Take "She Needs My Love", for instance. Like most every song on Love Hate, it's about guys and girls trying to take each other's bfs and gfs, and in this case, it's some other dude trying to eat off The-Dream's plate. (The nerve.) The-Dream goes ape-poop, of course, explaining in an apoplectic falsetto how, if this girl isn't able to get his love, she will die. "Call 9-1-1," he wails over a raging, furious sea of synthesizers. This would of course be another high-water mark in boastful R&B arrogance, except that the beat is too serious, the hook too similar to a cry for help. More than a selfish, possessive rant, "She Needs My Love" is a song about an emergency, which means it's applicable to all kinds of real-life crises that have nothing to do with guys and girls, at least not the guys and girls in the song. Home foreclosures and after-hours shootings could both apply. In this way, the track recalls Wyclef Jean and Mary J. Blidge's "9-1-1", an ostensible love song that also perfectly captured the eery, desperate calm that hovers above a murder scene.

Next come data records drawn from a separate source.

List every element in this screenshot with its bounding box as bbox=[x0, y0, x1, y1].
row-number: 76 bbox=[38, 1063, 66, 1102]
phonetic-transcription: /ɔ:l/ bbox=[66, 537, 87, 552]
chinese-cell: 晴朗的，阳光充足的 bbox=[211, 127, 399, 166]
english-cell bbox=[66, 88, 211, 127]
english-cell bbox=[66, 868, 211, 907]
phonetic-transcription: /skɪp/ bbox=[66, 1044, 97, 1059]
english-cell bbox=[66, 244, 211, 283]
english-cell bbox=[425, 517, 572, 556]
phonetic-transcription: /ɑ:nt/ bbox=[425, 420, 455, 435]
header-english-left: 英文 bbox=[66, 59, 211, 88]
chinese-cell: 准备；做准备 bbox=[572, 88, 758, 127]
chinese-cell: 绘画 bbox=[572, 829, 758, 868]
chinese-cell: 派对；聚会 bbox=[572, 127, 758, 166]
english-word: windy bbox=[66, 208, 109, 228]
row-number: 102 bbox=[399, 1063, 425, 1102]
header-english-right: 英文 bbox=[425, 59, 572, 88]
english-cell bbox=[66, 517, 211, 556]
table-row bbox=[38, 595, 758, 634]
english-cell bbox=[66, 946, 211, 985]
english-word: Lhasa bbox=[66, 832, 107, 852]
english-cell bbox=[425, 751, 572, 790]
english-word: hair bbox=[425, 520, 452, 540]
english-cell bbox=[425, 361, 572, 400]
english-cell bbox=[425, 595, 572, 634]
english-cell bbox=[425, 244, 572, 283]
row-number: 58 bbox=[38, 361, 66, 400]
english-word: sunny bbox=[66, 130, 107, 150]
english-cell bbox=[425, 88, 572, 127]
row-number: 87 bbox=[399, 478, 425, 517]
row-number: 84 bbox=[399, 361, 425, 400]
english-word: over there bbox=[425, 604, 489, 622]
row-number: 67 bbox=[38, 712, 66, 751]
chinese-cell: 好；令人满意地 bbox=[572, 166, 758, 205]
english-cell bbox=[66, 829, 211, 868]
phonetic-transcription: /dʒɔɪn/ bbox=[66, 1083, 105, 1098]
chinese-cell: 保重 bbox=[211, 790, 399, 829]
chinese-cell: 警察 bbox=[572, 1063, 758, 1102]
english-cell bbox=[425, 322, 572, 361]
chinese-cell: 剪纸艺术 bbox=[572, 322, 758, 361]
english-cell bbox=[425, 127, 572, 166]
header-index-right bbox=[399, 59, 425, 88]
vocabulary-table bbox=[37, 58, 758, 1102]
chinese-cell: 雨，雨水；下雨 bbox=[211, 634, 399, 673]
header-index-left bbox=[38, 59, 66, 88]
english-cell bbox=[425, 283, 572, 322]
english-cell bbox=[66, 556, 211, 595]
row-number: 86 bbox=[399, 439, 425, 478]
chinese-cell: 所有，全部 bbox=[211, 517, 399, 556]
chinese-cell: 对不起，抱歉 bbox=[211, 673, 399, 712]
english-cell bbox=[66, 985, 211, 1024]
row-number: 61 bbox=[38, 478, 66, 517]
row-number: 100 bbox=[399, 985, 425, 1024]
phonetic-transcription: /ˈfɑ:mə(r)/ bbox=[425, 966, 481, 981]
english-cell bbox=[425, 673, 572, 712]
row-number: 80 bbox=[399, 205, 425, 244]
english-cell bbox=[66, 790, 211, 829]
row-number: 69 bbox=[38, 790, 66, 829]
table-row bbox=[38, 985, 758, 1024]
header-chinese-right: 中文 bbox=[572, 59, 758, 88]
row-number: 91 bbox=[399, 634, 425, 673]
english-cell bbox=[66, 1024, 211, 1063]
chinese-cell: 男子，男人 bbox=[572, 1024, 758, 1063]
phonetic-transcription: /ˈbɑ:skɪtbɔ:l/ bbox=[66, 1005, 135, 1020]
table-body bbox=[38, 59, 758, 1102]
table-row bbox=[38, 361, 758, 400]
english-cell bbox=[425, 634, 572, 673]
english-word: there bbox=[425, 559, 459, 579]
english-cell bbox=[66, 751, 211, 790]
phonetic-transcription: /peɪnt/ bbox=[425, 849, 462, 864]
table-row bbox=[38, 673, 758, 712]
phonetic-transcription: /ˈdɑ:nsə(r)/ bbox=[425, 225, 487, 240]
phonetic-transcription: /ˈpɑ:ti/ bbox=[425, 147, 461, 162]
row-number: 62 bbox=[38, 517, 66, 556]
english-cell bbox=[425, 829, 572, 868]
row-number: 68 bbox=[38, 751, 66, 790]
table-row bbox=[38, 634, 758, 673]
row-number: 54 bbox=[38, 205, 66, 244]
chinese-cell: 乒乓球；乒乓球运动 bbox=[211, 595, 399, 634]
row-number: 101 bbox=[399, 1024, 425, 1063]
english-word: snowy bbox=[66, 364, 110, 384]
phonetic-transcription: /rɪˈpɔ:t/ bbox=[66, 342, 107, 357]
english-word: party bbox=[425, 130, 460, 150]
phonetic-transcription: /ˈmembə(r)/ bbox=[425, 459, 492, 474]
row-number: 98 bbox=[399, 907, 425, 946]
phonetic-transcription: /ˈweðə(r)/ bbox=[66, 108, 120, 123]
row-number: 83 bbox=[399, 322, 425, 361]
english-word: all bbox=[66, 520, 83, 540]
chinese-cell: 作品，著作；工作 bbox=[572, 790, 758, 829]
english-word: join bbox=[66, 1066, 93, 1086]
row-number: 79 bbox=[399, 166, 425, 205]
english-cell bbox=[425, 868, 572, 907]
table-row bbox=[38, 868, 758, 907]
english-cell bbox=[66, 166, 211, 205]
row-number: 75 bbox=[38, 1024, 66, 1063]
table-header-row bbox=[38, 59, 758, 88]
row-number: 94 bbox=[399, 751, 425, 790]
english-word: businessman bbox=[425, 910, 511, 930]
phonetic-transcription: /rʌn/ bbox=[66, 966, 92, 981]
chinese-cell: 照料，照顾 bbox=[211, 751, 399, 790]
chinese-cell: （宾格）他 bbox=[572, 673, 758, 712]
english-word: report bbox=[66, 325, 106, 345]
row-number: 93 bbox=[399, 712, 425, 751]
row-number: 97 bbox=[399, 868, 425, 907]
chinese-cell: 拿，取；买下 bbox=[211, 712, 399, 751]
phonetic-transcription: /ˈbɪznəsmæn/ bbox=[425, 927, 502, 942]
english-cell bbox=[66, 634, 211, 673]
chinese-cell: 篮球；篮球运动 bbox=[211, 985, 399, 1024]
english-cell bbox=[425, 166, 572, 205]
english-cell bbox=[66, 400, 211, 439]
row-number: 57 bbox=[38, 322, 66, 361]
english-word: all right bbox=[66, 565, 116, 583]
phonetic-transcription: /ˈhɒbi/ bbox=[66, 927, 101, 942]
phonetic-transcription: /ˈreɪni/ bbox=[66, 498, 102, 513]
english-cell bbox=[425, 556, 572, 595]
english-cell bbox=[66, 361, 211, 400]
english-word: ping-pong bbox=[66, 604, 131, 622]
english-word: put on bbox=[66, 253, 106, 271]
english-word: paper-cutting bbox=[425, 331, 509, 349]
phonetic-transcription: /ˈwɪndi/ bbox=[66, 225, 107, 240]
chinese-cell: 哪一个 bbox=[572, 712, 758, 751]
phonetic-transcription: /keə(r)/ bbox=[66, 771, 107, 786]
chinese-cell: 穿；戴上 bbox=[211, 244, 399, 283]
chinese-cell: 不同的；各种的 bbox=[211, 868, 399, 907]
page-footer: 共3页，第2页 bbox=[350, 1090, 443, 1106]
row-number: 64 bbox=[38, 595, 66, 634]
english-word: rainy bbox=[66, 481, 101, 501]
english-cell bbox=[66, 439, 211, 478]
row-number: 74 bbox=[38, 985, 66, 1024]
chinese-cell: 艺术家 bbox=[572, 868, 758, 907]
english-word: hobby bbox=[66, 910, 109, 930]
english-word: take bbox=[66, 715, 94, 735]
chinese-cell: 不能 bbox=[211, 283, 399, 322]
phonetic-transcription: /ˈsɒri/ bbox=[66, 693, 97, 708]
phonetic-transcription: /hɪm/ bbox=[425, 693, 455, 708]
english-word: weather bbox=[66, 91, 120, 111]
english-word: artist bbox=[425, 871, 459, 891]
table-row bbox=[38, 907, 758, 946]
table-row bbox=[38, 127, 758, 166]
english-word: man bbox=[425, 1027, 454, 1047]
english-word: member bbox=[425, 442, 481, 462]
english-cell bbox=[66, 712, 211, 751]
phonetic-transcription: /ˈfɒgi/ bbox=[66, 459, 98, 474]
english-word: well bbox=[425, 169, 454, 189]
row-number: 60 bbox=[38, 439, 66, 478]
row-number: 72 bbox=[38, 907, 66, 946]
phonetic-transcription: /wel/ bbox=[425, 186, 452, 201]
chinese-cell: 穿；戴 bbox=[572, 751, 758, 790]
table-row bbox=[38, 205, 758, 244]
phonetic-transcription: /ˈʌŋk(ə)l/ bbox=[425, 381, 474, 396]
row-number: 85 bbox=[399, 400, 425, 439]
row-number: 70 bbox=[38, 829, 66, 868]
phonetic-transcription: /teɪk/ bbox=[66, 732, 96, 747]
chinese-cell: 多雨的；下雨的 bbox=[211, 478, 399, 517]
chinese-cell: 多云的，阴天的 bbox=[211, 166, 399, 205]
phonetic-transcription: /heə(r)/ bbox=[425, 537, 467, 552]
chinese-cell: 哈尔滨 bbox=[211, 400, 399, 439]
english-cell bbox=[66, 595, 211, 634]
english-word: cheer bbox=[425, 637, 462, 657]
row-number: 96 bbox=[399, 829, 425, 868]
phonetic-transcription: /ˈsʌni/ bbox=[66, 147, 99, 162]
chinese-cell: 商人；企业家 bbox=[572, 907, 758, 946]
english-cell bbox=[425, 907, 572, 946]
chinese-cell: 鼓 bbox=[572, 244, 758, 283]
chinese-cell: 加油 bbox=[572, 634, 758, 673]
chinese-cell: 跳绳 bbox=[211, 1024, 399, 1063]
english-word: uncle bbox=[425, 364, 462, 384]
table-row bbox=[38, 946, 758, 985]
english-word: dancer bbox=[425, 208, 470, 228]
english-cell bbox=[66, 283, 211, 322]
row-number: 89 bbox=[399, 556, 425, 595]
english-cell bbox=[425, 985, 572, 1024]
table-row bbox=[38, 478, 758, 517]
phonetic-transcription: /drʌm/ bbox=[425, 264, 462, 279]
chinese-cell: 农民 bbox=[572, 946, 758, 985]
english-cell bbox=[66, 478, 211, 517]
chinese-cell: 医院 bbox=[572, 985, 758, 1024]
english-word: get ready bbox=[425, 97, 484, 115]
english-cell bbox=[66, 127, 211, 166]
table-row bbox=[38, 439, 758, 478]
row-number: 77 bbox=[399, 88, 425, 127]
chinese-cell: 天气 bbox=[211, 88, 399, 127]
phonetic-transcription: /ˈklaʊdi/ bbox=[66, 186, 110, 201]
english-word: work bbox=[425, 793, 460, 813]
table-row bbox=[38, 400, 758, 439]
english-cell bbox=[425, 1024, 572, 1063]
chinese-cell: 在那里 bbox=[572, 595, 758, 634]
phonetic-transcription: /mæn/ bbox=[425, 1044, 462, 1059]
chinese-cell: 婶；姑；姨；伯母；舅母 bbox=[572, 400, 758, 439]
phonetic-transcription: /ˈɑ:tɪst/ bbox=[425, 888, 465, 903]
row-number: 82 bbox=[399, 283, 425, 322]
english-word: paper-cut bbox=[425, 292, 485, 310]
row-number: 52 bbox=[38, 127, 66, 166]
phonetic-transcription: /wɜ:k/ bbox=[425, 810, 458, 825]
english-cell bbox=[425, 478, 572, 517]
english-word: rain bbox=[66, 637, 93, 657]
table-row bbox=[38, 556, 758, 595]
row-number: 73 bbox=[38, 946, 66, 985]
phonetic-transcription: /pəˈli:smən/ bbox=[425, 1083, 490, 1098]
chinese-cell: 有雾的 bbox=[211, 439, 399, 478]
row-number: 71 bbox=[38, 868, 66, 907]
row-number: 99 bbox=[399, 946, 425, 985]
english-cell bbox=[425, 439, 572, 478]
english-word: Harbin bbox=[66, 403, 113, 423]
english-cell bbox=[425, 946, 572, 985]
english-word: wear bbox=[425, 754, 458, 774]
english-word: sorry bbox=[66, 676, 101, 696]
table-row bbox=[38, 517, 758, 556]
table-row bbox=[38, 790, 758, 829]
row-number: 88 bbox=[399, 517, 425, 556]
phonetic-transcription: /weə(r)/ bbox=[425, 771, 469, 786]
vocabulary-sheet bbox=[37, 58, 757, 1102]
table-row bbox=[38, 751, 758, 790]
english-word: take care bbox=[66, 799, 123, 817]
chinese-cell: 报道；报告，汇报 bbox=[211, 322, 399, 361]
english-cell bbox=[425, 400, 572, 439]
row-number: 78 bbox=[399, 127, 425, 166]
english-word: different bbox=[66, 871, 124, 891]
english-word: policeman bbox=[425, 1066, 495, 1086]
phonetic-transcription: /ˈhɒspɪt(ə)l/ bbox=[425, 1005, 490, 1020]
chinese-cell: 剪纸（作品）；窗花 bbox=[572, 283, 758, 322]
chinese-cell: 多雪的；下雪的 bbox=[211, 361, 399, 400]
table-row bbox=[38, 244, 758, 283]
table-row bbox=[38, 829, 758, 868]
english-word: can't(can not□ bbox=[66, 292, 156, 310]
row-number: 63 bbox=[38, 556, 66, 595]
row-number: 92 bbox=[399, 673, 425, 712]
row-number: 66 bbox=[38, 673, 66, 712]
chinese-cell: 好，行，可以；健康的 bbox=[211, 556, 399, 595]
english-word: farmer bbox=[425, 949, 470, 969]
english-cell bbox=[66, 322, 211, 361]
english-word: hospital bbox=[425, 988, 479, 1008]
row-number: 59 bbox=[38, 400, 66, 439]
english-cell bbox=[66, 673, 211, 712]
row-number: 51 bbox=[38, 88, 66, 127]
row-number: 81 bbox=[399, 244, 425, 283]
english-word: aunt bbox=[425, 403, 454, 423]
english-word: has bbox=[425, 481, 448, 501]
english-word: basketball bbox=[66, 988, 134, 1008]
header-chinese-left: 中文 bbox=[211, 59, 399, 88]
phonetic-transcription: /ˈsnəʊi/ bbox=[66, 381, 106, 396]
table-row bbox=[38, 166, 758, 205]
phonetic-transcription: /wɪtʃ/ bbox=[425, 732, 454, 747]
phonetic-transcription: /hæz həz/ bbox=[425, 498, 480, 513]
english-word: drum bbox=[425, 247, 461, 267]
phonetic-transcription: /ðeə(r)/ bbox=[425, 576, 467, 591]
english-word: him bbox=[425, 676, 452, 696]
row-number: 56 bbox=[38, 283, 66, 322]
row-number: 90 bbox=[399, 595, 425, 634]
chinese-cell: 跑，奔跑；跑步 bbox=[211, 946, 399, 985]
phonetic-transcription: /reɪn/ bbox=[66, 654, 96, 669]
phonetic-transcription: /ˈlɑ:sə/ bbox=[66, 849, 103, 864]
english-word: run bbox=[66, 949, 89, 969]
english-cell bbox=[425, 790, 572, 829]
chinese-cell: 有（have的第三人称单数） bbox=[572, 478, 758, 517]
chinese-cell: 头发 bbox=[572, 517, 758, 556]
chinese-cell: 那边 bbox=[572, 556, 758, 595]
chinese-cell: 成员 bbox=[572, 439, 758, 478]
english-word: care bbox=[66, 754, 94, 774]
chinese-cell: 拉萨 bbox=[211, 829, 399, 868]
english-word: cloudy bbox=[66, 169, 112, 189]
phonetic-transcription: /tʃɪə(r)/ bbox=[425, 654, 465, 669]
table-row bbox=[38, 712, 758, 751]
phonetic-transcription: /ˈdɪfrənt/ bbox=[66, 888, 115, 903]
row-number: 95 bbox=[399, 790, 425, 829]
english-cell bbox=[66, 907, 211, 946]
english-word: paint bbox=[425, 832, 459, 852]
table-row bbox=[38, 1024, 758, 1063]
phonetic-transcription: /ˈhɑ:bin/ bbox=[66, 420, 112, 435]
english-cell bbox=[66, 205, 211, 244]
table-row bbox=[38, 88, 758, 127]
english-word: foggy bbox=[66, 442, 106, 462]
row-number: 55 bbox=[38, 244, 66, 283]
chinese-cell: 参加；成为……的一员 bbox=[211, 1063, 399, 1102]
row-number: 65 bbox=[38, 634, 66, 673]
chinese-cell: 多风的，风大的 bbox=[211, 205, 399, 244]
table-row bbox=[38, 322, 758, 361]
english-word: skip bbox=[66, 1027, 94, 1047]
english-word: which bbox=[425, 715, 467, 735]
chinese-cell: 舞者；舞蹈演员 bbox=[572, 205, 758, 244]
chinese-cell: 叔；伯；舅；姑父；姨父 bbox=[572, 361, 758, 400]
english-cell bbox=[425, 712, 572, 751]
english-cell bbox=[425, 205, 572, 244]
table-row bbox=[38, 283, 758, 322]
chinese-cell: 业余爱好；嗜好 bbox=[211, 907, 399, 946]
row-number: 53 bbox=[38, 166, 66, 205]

"She Needs My Love" is a good example of how The-Dream's imagination rarely wanders too far from his tragic intuition, and almost never gets bogged down in the trappings of his own success. A few months back, the New York Times' Kaleefa Sanneh wrote about how the shrinking revenues from record sales are bound to eventually dampen the celebratory mood of Rap and R&B, and "Love Hate" may mark the first glum record in a genre bound for gloominess. However much money The-Dream made off his record advance, it wasn't enough to buy happiness, or even temporarily distract him from the plight of lames. Even the bubbly hook of his single "Shawty is a Ten" has a meloncholy pace, as chords rise incrementally, then collapse in resign.
On "Nikki" he nabs himself a sexually cooperative dime piece of the same name, but is still so fixated on the acrimonious conclusion to his last romance that his words bristle with ire and regret. His Tracy Chapman nod, "Fast Cars", is as unspecified an escape route as hers -- more of a running-from-everything than a running-to-something matter. And on "Living a Lie", he and Rihanna pry tears from each other's eyes, ready to scrap their hollow, unsatisfying lives in the name of love. Two years ago, A&R agents would have looked at The-Dream as a guy who had it all: fetching melodies, beat sense, style, and allure. But somewhere in the runaway life cycle of capitalism, empathy becomes the great need of the hour, and with that in mind, The-Dream has something few hitmakers can claim: a wide-angle lens.